Week 2: North Carolina Mountains Fall Color Report

The majority of trees are still a Summery green this second week of Autumn at our elevation (2,300 feet) and location near Black Mountain, NC. On our drive around Asheville today, we noticed some trees are starting to lighten up a little, and there are a handful of colorful standouts scattered throughout Pisgah National Forest. We had quite a bit of rain last week, but sunny skies and cool, dry weather are in the forecast, which is typically good for bringing out fall leaf color in October.

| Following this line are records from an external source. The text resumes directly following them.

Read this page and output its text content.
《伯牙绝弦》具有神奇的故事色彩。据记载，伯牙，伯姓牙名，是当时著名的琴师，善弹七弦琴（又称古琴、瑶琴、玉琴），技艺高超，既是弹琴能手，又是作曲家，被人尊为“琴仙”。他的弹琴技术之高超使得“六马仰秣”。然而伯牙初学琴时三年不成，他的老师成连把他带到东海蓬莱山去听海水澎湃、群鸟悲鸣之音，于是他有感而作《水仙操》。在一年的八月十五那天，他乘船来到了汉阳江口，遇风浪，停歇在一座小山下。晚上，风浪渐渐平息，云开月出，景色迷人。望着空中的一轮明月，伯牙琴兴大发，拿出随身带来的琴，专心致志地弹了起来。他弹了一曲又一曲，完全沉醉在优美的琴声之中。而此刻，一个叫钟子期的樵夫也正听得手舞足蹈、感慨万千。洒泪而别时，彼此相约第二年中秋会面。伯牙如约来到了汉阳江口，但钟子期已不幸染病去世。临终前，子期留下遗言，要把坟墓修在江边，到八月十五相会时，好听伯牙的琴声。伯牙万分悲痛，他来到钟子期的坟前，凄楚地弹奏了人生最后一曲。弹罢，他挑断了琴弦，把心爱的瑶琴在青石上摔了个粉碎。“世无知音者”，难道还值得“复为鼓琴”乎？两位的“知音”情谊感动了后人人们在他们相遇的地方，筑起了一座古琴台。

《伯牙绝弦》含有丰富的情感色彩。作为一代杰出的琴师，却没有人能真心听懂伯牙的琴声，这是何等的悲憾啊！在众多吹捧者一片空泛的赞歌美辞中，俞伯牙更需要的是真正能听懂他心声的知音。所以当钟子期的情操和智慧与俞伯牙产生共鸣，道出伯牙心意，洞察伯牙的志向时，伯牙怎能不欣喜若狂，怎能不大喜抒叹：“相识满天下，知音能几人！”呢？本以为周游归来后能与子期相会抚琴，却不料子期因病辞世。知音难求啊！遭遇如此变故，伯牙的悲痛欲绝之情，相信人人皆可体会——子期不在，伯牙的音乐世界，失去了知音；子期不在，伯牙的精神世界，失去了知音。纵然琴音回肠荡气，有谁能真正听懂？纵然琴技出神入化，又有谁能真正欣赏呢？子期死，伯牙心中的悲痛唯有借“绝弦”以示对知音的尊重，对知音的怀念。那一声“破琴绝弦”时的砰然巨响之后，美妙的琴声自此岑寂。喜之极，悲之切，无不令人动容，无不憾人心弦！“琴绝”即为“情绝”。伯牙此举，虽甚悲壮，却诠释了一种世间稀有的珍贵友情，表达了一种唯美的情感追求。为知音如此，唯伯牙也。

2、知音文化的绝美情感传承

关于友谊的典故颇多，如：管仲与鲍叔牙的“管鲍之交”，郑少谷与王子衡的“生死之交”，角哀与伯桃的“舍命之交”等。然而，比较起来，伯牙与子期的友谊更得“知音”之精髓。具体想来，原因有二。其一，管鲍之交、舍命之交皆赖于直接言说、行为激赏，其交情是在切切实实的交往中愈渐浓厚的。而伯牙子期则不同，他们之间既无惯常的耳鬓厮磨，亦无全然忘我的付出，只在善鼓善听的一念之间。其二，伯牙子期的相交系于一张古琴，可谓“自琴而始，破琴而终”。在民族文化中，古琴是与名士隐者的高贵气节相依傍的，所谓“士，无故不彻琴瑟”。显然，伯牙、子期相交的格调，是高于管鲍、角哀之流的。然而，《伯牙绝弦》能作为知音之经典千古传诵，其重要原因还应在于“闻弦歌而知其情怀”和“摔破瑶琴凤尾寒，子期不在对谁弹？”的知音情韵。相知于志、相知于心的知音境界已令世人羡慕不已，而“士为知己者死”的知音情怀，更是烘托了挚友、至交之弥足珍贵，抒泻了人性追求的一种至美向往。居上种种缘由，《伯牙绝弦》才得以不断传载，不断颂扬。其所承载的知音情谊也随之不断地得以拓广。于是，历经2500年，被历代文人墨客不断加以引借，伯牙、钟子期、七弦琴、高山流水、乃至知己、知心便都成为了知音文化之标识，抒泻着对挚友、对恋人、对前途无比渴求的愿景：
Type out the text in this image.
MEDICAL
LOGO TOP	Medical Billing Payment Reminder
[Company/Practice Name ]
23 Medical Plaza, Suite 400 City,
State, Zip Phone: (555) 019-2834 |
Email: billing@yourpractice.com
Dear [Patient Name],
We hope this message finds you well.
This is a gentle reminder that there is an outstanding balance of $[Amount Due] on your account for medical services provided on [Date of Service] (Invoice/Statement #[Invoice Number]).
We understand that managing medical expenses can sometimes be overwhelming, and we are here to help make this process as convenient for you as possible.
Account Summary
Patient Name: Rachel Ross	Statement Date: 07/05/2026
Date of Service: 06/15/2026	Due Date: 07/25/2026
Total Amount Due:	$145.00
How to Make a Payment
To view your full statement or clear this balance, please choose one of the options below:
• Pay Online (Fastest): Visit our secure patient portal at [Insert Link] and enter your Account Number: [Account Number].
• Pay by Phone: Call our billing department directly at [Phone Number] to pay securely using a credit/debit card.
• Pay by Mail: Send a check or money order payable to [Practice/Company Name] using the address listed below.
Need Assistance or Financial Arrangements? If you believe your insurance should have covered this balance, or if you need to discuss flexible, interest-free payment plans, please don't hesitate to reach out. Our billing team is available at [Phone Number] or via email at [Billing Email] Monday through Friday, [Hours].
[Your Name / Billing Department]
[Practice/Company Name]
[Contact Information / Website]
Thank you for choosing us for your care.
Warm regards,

Along with Mt. Mitchell, mentioned in our Week 1 Fall Color Report, a good leaf peeping destination in late September and early October is Grandfather Mountain, located near the Blue Ridge Parkway northeast of the Inn on Mill Creek. Grandfather Mountain’s elevation is almost 6,000 feet above sea level, which provides for great viewing of the mountains as the leaves start to change on the Blue Ridge Parkway. At higher elevations along the Parkway, a nice color show is currently being provided by tulip poplars, which turn yellow, and by the brilliant red berries of the mountain ash tree:

Mountain Ash berries at Grandfather Mountain

Other than having a great view of fall leaf color in early October, here are a few more reasons that Grandfather Mountain is a great place to go in the fall: It has a long history as a nature preserve and wildlife sanctuary, and is known as one of the world’s most environmentally diverse nature preserves — home to 73 rare and endangered species. It also has seven enclosed environmental habitats that have been built around the actual native wildlife habitats, where people can see wildlife in a natural setting. Additionally, there are several hiking trails, made interesting by the fact that there is such a great amount of biological diversity. From Grandfather Mountain’s website:

There are 16 different classifications of natural communities on Grandfather, which means that as you hike the backcountry trails you will remain constantly enchanted with the diversity of life around you. It would normally take several days of backpacking through another wilderness area to encounter as many distinct natural communities as you will see in a single day’s hike on Grandfather.